Software engineer Carl Schou revealed on Twitter that the network name completely disables the device connecting, and cannot be reset when rebooting the device or resetting the iPhone’s network settings.
To restore functionality, users would have to manually edit an iPhone backup and remove the malicious network name from within the files in iOS and macOS.
Schou has been rather good at finding wi-fi errors in iPhones lately. Last month, he discovered that iOS devices are not able to join wi-fi networks with names such as “%p%s%s%s%s%n”, with the issue also stopping local network features like AirDrop.

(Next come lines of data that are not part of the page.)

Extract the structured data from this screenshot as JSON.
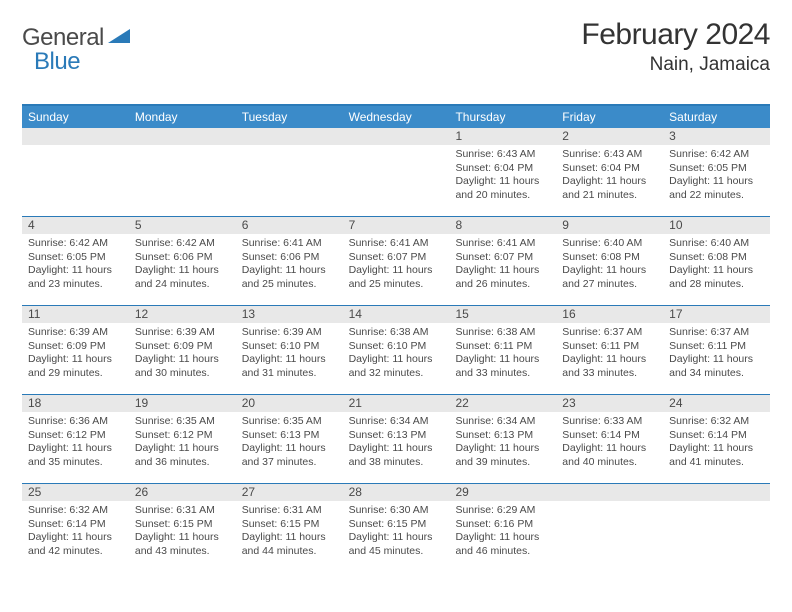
{
  "brand": {
    "word1": "General",
    "word2": "Blue"
  },
  "title": "February 2024",
  "location": "Nain, Jamaica",
  "colors": {
    "header_bg": "#3b8bc9",
    "border": "#2a7ab8",
    "daynum_bg": "#e8e8e8",
    "text": "#4a4a4a"
  },
  "day_names": [
    "Sunday",
    "Monday",
    "Tuesday",
    "Wednesday",
    "Thursday",
    "Friday",
    "Saturday"
  ],
  "weeks": [
    [
      {
        "n": "",
        "sr": "",
        "ss": "",
        "dl": ""
      },
      {
        "n": "",
        "sr": "",
        "ss": "",
        "dl": ""
      },
      {
        "n": "",
        "sr": "",
        "ss": "",
        "dl": ""
      },
      {
        "n": "",
        "sr": "",
        "ss": "",
        "dl": ""
      },
      {
        "n": "1",
        "sr": "6:43 AM",
        "ss": "6:04 PM",
        "dl": "11 hours and 20 minutes."
      },
      {
        "n": "2",
        "sr": "6:43 AM",
        "ss": "6:04 PM",
        "dl": "11 hours and 21 minutes."
      },
      {
        "n": "3",
        "sr": "6:42 AM",
        "ss": "6:05 PM",
        "dl": "11 hours and 22 minutes."
      }
    ],
    [
      {
        "n": "4",
        "sr": "6:42 AM",
        "ss": "6:05 PM",
        "dl": "11 hours and 23 minutes."
      },
      {
        "n": "5",
        "sr": "6:42 AM",
        "ss": "6:06 PM",
        "dl": "11 hours and 24 minutes."
      },
      {
        "n": "6",
        "sr": "6:41 AM",
        "ss": "6:06 PM",
        "dl": "11 hours and 25 minutes."
      },
      {
        "n": "7",
        "sr": "6:41 AM",
        "ss": "6:07 PM",
        "dl": "11 hours and 25 minutes."
      },
      {
        "n": "8",
        "sr": "6:41 AM",
        "ss": "6:07 PM",
        "dl": "11 hours and 26 minutes."
      },
      {
        "n": "9",
        "sr": "6:40 AM",
        "ss": "6:08 PM",
        "dl": "11 hours and 27 minutes."
      },
      {
        "n": "10",
        "sr": "6:40 AM",
        "ss": "6:08 PM",
        "dl": "11 hours and 28 minutes."
      }
    ],
    [
      {
        "n": "11",
        "sr": "6:39 AM",
        "ss": "6:09 PM",
        "dl": "11 hours and 29 minutes."
      },
      {
        "n": "12",
        "sr": "6:39 AM",
        "ss": "6:09 PM",
        "dl": "11 hours and 30 minutes."
      },
      {
        "n": "13",
        "sr": "6:39 AM",
        "ss": "6:10 PM",
        "dl": "11 hours and 31 minutes."
      },
      {
        "n": "14",
        "sr": "6:38 AM",
        "ss": "6:10 PM",
        "dl": "11 hours and 32 minutes."
      },
      {
        "n": "15",
        "sr": "6:38 AM",
        "ss": "6:11 PM",
        "dl": "11 hours and 33 minutes."
      },
      {
        "n": "16",
        "sr": "6:37 AM",
        "ss": "6:11 PM",
        "dl": "11 hours and 33 minutes."
      },
      {
        "n": "17",
        "sr": "6:37 AM",
        "ss": "6:11 PM",
        "dl": "11 hours and 34 minutes."
      }
    ],
    [
      {
        "n": "18",
        "sr": "6:36 AM",
        "ss": "6:12 PM",
        "dl": "11 hours and 35 minutes."
      },
      {
        "n": "19",
        "sr": "6:35 AM",
        "ss": "6:12 PM",
        "dl": "11 hours and 36 minutes."
      },
      {
        "n": "20",
        "sr": "6:35 AM",
        "ss": "6:13 PM",
        "dl": "11 hours and 37 minutes."
      },
      {
        "n": "21",
        "sr": "6:34 AM",
        "ss": "6:13 PM",
        "dl": "11 hours and 38 minutes."
      },
      {
        "n": "22",
        "sr": "6:34 AM",
        "ss": "6:13 PM",
        "dl": "11 hours and 39 minutes."
      },
      {
        "n": "23",
        "sr": "6:33 AM",
        "ss": "6:14 PM",
        "dl": "11 hours and 40 minutes."
      },
      {
        "n": "24",
        "sr": "6:32 AM",
        "ss": "6:14 PM",
        "dl": "11 hours and 41 minutes."
      }
    ],
    [
      {
        "n": "25",
        "sr": "6:32 AM",
        "ss": "6:14 PM",
        "dl": "11 hours and 42 minutes."
      },
      {
        "n": "26",
        "sr": "6:31 AM",
        "ss": "6:15 PM",
        "dl": "11 hours and 43 minutes."
      },
      {
        "n": "27",
        "sr": "6:31 AM",
        "ss": "6:15 PM",
        "dl": "11 hours and 44 minutes."
      },
      {
        "n": "28",
        "sr": "6:30 AM",
        "ss": "6:15 PM",
        "dl": "11 hours and 45 minutes."
      },
      {
        "n": "29",
        "sr": "6:29 AM",
        "ss": "6:16 PM",
        "dl": "11 hours and 46 minutes."
      },
      {
        "n": "",
        "sr": "",
        "ss": "",
        "dl": ""
      },
      {
        "n": "",
        "sr": "",
        "ss": "",
        "dl": ""
      }
    ]
  ],
  "labels": {
    "sunrise": "Sunrise:",
    "sunset": "Sunset:",
    "daylight": "Daylight:"
  }
}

It appears that the issue is with the percentage sign followed by a letter is used in programming languages to format variables (names that hold values) into an output string – a series of characters used to store information, similar to a sentence in English. Apple's supercool programming means that the wi-fi system on iPhones and iPads passes the network name (the ‘Service Set IDentifier’ or SSID) to an internal library that is performing string formatting, which causes an arbitrary memory write (taking information and moving it somewhere else) and buffer overflow.

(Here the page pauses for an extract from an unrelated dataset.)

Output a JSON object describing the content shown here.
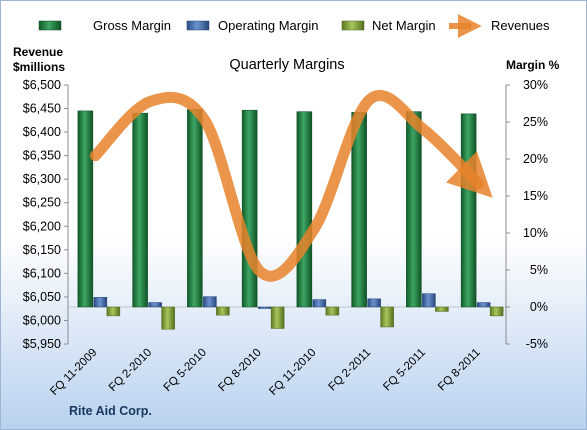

Arbitrary memory is memory in the device’s local system, which is reformatted by the string, while a buffer is a process that lets a device operate a process without affecting other processes. If this is ‘overflowed’ it means that the command is also writing to other areas it should not be.
Of course the Tame Apple Press insists that it is nothing to worry about and all unease Apple fanboys might have over such bad programming can be simply resolved by buying another expensive Apple product. Apple is not saying anything about the bug, and presumably believes it will go away.